The researchers concluded that there is no apparent risks in recommending, as a general policy, exclusive breastfeeding for the first six months of life in both developing and developed countries.  

Ruuska, T. Occurance of acute diarrhea in atopic and non-atopic Infants: the role of prolonged breastfeeding. J. Peadiatr Gastroenterol Nutr 14: 27-33,1992

A cohort of 336 was followed from birth for two years to study the development of atopy and the occurrence of acute diarrhea. Breastfeeding reduced the number of episodes and severity of diarrhea for infants with atopic disease.

Saarinen UM, Kajosaari M. Breastfeeding as prophylaxis against atopic disease: prospective follow-up study until 17 years old. Lancet  346:1065-1069, 1995

One hundred and fifty healthy infants were followed during their first year and then at ages 1, 3, 5, 10, and 17 years to determine the effect on atopic disease of breastfeeding. The researchers concluded that breastfeeding is prophylactic against atopic disease -- Including atopic eczema, food allergies and respiratory allergy -- throughout childhood and adolescence.


Oddy, W.H. et al. Association between breast feeding and asthma in 6 year old children: findings of a prospective cohort study. BMJ  319: 815-818, 1999


A cohort of 2,602 Australian children were enrolled prior to birth and followed prospectively, for respiratory illness and method of feeding in the first year of life. The researchers concluded that exclusive breastfeeding for four months protects against asthma and reduces the risk by 40%.



Oddy, W. H., Peat, J. K., de Klerk, N.H. Maternal asthma, infant feeding, and the risk of asthma in childhood. J Asthma Clin Immunol 110: 65-67, 2002


To settle the controversy regarding breastfeeding and asthma, this study looked at a cohort of 2,602 Australian children prospectively. They found that the risk of asthma increased if exclusive breastfeeding was stopped before 4 months. They recommend that infants with or without a maternal history of asthma be exclusively breastfed for 4 months and beyond


Oddy, W. H. et al. The effects of respiratory infections, atopy, and breastfeeding on childhood asthma. Eur Respir J 19: 899-905, 2002


The Australian cohort of 2, 602 children followed prospectively, were studied to quantify the association between atopy, respiratory infections and asthma, and exclusive breastfeeding. Multiple episodes of wheezing (lower respiratory) increased the risk for developing of asthma for both non-atopic and atopic children. Having three or less upper respiratory infections had a negative association, while four or more episodes showed a positive risk fore asthma. Both wheezing and atopy were independently associated with increased risk for asthma, suggesting their effects are via different pathways. Exclusive breastfeeding protected against asthma via effects on both pathways as well as through as yet undefined mechanisms.

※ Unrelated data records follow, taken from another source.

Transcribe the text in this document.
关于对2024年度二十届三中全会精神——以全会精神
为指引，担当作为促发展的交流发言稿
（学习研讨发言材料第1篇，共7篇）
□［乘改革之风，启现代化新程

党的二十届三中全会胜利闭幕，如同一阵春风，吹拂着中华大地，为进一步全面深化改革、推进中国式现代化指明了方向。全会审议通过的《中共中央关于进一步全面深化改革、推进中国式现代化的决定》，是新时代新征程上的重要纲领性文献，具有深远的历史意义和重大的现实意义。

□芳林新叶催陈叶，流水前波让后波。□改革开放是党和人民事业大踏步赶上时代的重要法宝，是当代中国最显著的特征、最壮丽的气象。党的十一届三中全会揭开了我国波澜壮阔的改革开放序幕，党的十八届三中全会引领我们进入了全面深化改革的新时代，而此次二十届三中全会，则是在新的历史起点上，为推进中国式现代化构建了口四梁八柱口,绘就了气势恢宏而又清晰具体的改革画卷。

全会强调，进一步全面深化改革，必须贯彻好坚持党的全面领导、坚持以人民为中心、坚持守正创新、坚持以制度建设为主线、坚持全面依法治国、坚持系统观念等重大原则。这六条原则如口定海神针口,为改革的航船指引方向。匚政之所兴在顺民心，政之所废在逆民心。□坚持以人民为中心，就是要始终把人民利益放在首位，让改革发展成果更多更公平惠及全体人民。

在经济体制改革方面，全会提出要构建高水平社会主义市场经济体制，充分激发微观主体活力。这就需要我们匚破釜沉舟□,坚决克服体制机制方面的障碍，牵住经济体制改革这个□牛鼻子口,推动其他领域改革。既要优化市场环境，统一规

Romieu, I. Et al. Breastfeeding and asthma among Brazilian children. J Asthma 37: 575-583, 2000


This Pan American Health Organization study examined 5,182 Brazilian school children as part of the International Study on Asthma and Allergies in Childhood. Over 90% of the children had been breastfed. The authors attribute the low prevalence of asthma and wheeze in this population to be related to the high incidence of breastfeeding. Children who had not been breastfed were more likely to have a medical diagnosis of asthma, experience wheezing, than children who had been breastfed for 6 months or longer.

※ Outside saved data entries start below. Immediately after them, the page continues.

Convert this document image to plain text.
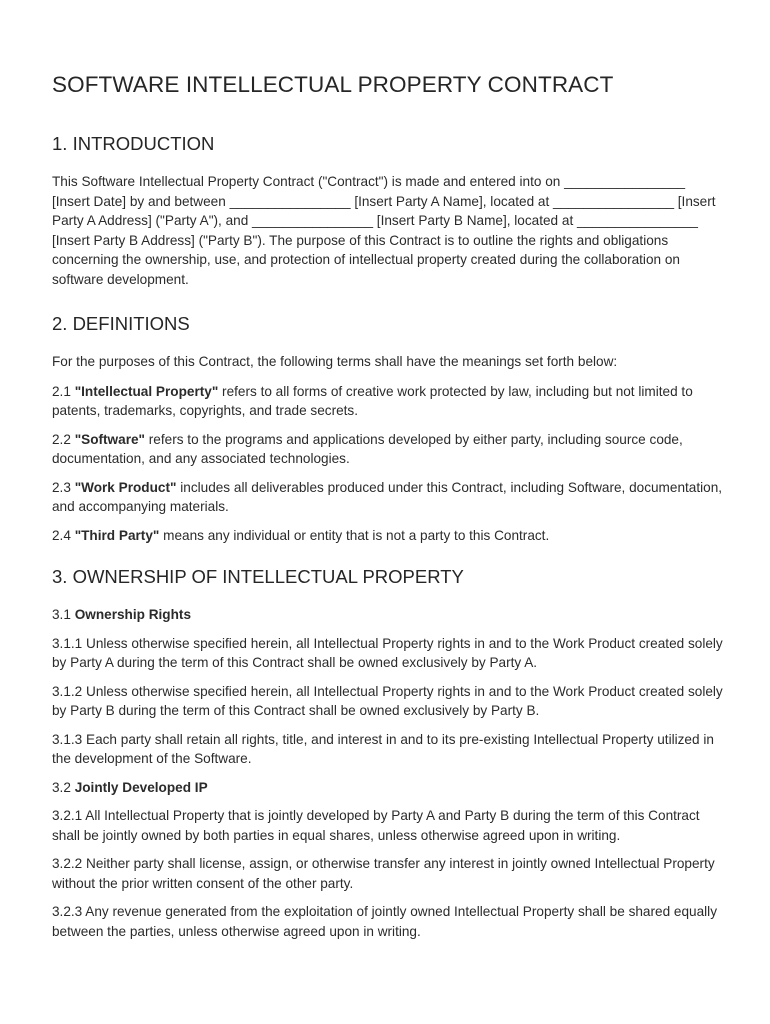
SOFTWARE INTELLECTUAL PROPERTY CONTRACT
1. INTRODUCTION

This Software Intellectual Property Contract ("Contract") is made and entered into on ________________ [Insert Date] by and between ________________ [Insert Party A Name], located at ________________ [Insert Party A Address] ("Party A"), and ________________ [Insert Party B Name], located at ________________ [Insert Party B Address] ("Party B"). The purpose of this Contract is to outline the rights and obligations concerning the ownership, use, and protection of intellectual property created during the collaboration on software development.

2. DEFINITIONS

For the purposes of this Contract, the following terms shall have the meanings set forth below:

2.1 "Intellectual Property" refers to all forms of creative work protected by law, including but not limited to patents, trademarks, copyrights, and trade secrets.

2.2 "Software" refers to the programs and applications developed by either party, including source code, documentation, and any associated technologies.

2.3 "Work Product" includes all deliverables produced under this Contract, including Software, documentation, and accompanying materials.

2.4 "Third Party" means any individual or entity that is not a party to this Contract.

3. OWNERSHIP OF INTELLECTUAL PROPERTY

3.1 Ownership Rights

3.1.1 Unless otherwise specified herein, all Intellectual Property rights in and to the Work Product created solely by Party A during the term of this Contract shall be owned exclusively by Party A.

3.1.2 Unless otherwise specified herein, all Intellectual Property rights in and to the Work Product created solely by Party B during the term of this Contract shall be owned exclusively by Party B.

3.1.3 Each party shall retain all rights, title, and interest in and to its pre-existing Intellectual Property utilized in the development of the Software.

3.2 Jointly Developed IP

3.2.1 All Intellectual Property that is jointly developed by Party A and Party B during the term of this Contract shall be jointly owned by both parties in equal shares, unless otherwise agreed upon in writing.

3.2.2 Neither party shall license, assign, or otherwise transfer any interest in jointly owned Intellectual Property without the prior written consent of the other party.

3.2.3 Any revenue generated from the exploitation of jointly owned Intellectual Property shall be shared equally between the parties, unless otherwise agreed upon in writing.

Ruiz-Charles, M.G. et al. [Risk factors associated with bronchiolitis in children under 2 years of age]. Rev Invest Clin 54:125-132, 2002


To determine the risk factors for bronchiolitis in children less than 2 years, this case controlled study examined the children attending a pediatric emergency ward in Mexico. Risk factors included prematurity and a family history of bronchial asthma. Present-day breastfeeding was found to have a protective effect.

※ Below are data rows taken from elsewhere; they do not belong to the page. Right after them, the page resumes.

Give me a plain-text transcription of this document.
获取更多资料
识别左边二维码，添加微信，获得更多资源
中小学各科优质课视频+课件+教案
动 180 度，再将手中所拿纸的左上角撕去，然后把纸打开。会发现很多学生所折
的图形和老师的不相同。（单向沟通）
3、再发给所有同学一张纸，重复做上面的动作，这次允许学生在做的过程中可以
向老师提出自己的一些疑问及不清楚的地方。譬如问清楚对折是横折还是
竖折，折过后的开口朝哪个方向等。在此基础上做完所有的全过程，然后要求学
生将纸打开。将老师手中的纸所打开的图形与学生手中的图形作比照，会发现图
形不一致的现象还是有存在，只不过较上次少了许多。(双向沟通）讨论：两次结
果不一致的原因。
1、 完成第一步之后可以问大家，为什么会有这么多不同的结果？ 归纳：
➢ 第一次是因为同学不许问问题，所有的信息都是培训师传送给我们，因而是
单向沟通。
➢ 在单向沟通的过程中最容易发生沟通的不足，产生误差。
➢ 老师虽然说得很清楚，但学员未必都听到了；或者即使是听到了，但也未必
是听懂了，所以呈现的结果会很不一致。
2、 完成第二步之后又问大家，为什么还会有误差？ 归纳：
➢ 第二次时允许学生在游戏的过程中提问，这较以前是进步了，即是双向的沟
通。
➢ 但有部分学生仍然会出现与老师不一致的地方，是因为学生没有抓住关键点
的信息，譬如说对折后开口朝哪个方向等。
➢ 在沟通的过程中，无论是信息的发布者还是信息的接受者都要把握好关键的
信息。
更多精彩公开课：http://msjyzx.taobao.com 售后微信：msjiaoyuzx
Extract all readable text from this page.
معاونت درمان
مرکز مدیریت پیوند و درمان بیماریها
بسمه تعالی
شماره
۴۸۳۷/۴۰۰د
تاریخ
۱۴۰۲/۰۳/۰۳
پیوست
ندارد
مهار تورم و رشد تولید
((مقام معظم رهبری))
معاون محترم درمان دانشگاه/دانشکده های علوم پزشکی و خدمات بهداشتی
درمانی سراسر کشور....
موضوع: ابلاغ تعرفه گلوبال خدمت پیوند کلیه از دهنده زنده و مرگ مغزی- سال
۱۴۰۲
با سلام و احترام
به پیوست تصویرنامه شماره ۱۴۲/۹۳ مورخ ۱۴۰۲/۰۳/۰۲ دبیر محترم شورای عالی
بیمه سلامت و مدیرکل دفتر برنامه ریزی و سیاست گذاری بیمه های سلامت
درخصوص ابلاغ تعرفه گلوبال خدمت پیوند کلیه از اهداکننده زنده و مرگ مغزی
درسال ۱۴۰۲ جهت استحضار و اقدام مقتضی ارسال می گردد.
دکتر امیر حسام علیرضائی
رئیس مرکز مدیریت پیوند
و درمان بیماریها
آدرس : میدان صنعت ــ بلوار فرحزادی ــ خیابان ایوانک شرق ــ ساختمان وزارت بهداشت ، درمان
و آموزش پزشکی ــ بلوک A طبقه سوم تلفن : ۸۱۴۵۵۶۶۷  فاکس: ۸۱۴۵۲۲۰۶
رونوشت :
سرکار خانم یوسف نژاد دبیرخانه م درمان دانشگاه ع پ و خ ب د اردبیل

Tang, M. L. Is prevention of childhood asthma possible? Allergens, infection and animals. Med J Aust 177:S75-77, 2002


This review article notes that the current recommendations for the primary prevention of asthma include exclusive breastfeeding for the first six months of life, avoidance of maternal smoking during pregnancy and infancy and reducing the levels of house mites in some environments.